XPS has become Dell's new brand for premium desktops and notebooks, a move the company hinted about earlier this year.
One machine, the petite XPS 200 Media Center PC, is designed to fit into a living room entertainment center.
The XPS 200 will measure 12 inches wide by 3.5 inches high, allowing it to fit horizontally into the cabinet, like a DVD player.
Dell will offer it with dual-core processors, a choice of hardware such as optical drives, and an optional TV tuner, which will allow people to use the machine to show and record TV programs, sources familiar with Dell's plans said.
Dell will also offer the XPS 400 Media Center PC, which is expected to be a more traditional tower, with dual-core processors, up to two 500GB hard drives and numerous optical drives, allowing people to watch DVD movies or possibly burn DVD discs with their own content.
A TV tuner will also be an option on the XPS 400, the sources said.
The two silver and white machines will join Dell's XPS 600 desktop, Dell's first XPS-brand machine, which was announced in August.
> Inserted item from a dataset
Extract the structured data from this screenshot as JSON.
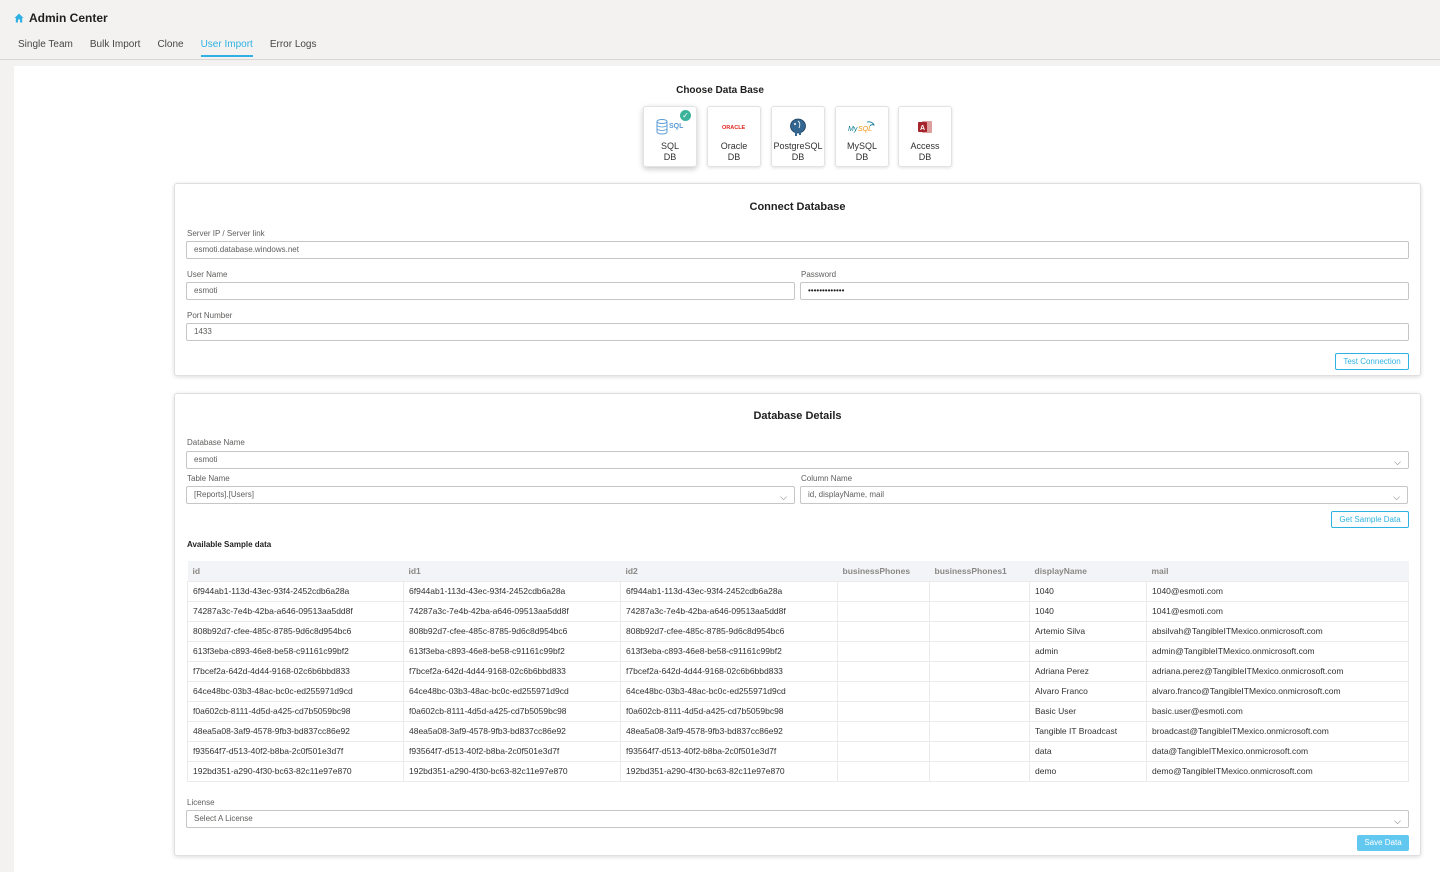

That machine, which offers Intel's Pentium 4 or dual-core Pentium D processors, can be configured with twin graphics cards and up to 1.5TB of hard drive space.
Its price starts at just under $1,600, sans display, and rises to a little over $2,000 when equipped with a dual-core Pentium D chip, a 500GB hard drive, a DVD burner and DVD-ROM drive and basic speakers, Dell's Web site shows.
The Texas PC maker is also expected to unveil an XPS M140 Media Center Notebook, based on a 14.1-inch widescreen, and a XPS M170 Media Center Notebook with a 17-inch screen, higher performance graphics, perimeter lighting capable of 16 different colors and its own backpack.
The two XPS notebooks will come with MediaDirect, a feature that grants access to music, photo and video files without booting into Windows, the sources said.